Weeks 8-11: Influence of image size

1 minute read

In order to get closer to real-time prediction, we’ve been testing how image size influence both execution time and performance. We can experiment with different image sizes tuning boxsize parameter, defined in CPMs configuration file. Before testing different box sizes, I have analyzed how the sample that goes through the model changes until the pose estimation is reached and how it depends on boxsize.

  1. Original image is resized according to boxsize.
  2. Human detector is fed with the resized image.
  3. Human detector outputs a heatmap eight times smaller than its input because of pooling and convolutional layers stride.
  4. The heatmap is resized back to the size of the image that fed the human detector.
  5. With the human coordinates obtained from the heatmap, a squared region of size boxsize is cropped.
  6. Human box is fed to the pose estimator.
  7. Pose estimator outputs joint coordinates over an image eight times smaller than its input.
  8. Finally, these joint coordinates are transformed to fit full size image.

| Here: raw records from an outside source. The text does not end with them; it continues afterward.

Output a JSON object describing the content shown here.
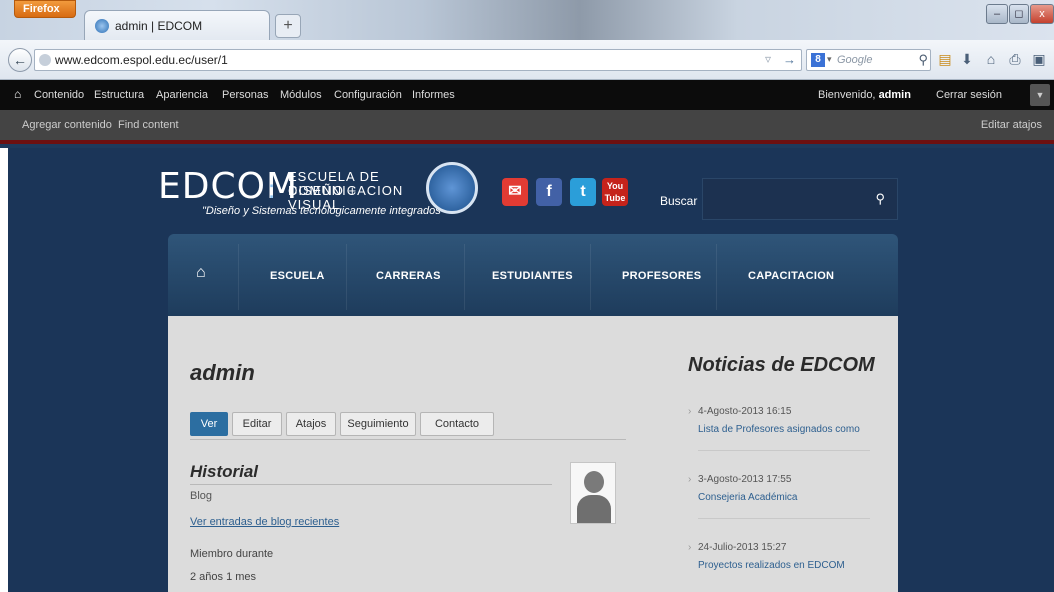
{
  "browser": {
    "app_button": "Firefox",
    "tab_title": "admin | EDCOM",
    "new_tab": "+",
    "url": "www.edcom.espol.edu.ec/user/1",
    "search_placeholder": "Google",
    "search_engine_icon": "8",
    "window_buttons": {
      "minimize": "–",
      "maximize": "◻",
      "close": "x"
    },
    "icons": [
      "bookmark-star-icon",
      "go-arrow-icon",
      "search-icon",
      "download-icon",
      "home-icon",
      "print-icon",
      "addon-icon"
    ]
  },
  "admin_toolbar": {
    "home_icon": "home-icon",
    "menu": [
      "Contenido",
      "Estructura",
      "Apariencia",
      "Personas",
      "Módulos",
      "Configuración",
      "Informes"
    ],
    "welcome_prefix": "Bienvenido,",
    "welcome_user": "admin",
    "logout": "Cerrar sesión",
    "shortcuts": {
      "add": "Agregar contenido",
      "find": "Find content",
      "edit": "Editar atajos"
    }
  },
  "site": {
    "logo": {
      "brand": "EDCOM",
      "line1": "ESCUELA DE DISEÑO +",
      "line2": "COMUNICACION VISUAL",
      "slogan": "\"Diseño y Sistemas tecnológicamente integrados\""
    },
    "social": {
      "mail": "✉",
      "facebook": "f",
      "twitter": "t",
      "youtube": "You Tube"
    },
    "search_label": "Buscar",
    "nav": [
      "ESCUELA",
      "CARRERAS",
      "ESTUDIANTES",
      "PROFESORES",
      "CAPACITACION"
    ]
  },
  "profile": {
    "title": "admin",
    "tabs": [
      "Ver",
      "Editar",
      "Atajos",
      "Seguimiento",
      "Contacto"
    ],
    "active_tab": "Ver",
    "history_title": "Historial",
    "blog_label": "Blog",
    "blog_link": "Ver entradas de blog recientes",
    "member_label": "Miembro durante",
    "member_value": "2 años 1 mes"
  },
  "news": {
    "title": "Noticias de EDCOM",
    "items": [
      {
        "date": "4-Agosto-2013 16:15",
        "title": "Lista de Profesores asignados como"
      },
      {
        "date": "3-Agosto-2013 17:55",
        "title": "Consejeria Académica"
      },
      {
        "date": "24-Julio-2013 15:27",
        "title": "Proyectos realizados en EDCOM"
      }
    ]
  },
  "colors": {
    "page_bg": "#1b3558",
    "admin_bar": "#0c0c0c",
    "accent_red": "#6d1010",
    "active_tab": "#2c6ea1",
    "link": "#2d5f8f"
  }
}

Originally, boxsize was equal to 384. These are the results obtained with different box sizes:

Boxsize Human detection (s) Pose estimation (s) Total (s)
384 19.43 13.08 32.51
192 4.81 3.04 7.65
128 2.31 1.43 3.74
92 1.21 - -

As it can be seen, when we reduce size, we get a very significant speed-up, but predictions become less accurate or even non-existent. A good trade-off is reached with 192x192 boxsize: predictions are 4x times faster and they still being pretty accurate.